Diante deste cenário de incertezas, cabe ao jornalismo um papel transcendental, porque ele será responsável pela qualidade e intensidade dos fluxos informativos que alimentam a produção de conhecimentos socialmente relevantes sobre os quais se apoiará a tomada de decisões de governos, corporações e comunidades.

Mudança de foco

Numa conjuntura de incertezas, a visibilidade dos “invisíveis” é essencial, pois eles são protagonistas que não podem ser descartados em crises que envolvem saúde pública, segurança pública e saneamento básico. Por mais que a elite se entrincheire atrás de condomínios, planos de saúde e vias expressas, em algum momento e em algum lugar ela terá que cruzar com os brasileiros “descartáveis”, como os que hoje perturbam o trânsito na proximidade das agências da Caixa Econômica, ou que lotam os hospitais e cemitérios por conta do coronavírus.

Para o jornalismo, o dilema colocado pelas manchetes sobre os “invisíveis” nas filas na Caixa e na Receita leva a uma opção não menos perturbadora. A busca de saídas para nossos desafios atuais implica substituir a velha teoria de que o jornalismo é apenas um mensageiro de fatos e dados pela preocupação em construir sentidos e significados para a notícia dura (hard news). Os fatos, dados e eventos são, hoje, a principal matéria prima do Twitter, Facebook, YouTube, Instagram e WhatsApp. Construir significados é mostrar o contexto, causas, responsáveis ocultos e consequências de um fato e é a parte que leva as pessoas a se posicionar diante de um acontecimento.

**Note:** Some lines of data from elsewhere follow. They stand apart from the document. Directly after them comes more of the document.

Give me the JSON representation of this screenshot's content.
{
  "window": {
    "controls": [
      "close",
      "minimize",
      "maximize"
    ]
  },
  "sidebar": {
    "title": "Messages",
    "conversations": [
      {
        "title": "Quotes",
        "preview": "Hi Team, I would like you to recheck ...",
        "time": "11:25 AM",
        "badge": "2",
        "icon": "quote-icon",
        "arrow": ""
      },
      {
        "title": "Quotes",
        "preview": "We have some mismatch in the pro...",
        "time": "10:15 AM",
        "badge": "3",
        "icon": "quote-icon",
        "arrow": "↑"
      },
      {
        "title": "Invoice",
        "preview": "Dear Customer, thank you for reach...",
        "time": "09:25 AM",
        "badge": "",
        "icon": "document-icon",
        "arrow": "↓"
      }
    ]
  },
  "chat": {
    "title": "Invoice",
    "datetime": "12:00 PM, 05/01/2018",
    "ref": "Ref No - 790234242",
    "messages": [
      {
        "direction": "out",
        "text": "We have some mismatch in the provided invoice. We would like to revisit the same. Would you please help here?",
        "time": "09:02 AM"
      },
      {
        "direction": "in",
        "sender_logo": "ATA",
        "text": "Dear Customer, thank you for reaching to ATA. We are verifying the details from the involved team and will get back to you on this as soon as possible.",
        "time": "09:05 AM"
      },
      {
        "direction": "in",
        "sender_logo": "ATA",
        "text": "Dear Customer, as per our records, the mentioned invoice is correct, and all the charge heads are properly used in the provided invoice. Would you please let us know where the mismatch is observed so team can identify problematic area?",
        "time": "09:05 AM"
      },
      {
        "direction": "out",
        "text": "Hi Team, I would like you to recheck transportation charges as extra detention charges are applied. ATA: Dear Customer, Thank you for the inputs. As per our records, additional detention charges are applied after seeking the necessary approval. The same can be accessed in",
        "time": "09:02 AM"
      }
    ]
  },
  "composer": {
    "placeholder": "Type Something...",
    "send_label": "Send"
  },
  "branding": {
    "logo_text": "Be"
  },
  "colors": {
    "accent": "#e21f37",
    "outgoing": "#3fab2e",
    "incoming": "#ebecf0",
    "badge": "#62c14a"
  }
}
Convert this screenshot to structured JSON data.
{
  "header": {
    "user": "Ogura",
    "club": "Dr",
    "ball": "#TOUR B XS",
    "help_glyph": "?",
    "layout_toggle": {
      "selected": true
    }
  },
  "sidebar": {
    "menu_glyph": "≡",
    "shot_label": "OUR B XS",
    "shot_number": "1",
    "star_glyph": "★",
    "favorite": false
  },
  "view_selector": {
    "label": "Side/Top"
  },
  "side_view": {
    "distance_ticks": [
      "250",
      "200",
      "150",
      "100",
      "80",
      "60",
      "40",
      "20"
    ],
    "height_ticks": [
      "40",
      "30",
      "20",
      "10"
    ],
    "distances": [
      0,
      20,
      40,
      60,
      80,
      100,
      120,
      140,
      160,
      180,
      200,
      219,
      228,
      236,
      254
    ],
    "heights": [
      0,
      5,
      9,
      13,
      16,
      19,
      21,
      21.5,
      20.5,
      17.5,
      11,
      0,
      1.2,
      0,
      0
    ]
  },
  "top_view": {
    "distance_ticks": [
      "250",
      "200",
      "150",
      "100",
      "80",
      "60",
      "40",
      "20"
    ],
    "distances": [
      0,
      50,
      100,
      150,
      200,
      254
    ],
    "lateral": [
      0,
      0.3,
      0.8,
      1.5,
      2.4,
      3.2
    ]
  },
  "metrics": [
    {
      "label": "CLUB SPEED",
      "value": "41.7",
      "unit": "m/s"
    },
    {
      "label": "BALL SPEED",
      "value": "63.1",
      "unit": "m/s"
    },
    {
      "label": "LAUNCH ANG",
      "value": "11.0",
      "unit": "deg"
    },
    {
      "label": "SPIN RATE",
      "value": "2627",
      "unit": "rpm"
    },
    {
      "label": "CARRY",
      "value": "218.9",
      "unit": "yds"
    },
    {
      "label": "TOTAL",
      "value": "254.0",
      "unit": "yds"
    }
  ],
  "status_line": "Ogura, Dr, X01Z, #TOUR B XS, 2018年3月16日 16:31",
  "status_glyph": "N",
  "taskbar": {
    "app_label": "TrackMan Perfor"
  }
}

O episódio dos “invisíveis” na crise do coronavírus mostrou que a notícia é apenas um input para o jornalismo avançar em sua principal missão, que é a de desenvolver significados que permitam às pessoas fortalecer as relações sociais nas comunidades onde estão inseridas. Significa basicamente dar informações que ajudem os “invisíveis” a tomar consciência de sua situação e superar os obstáculos que os mantêm nesta “invisibilidade social”.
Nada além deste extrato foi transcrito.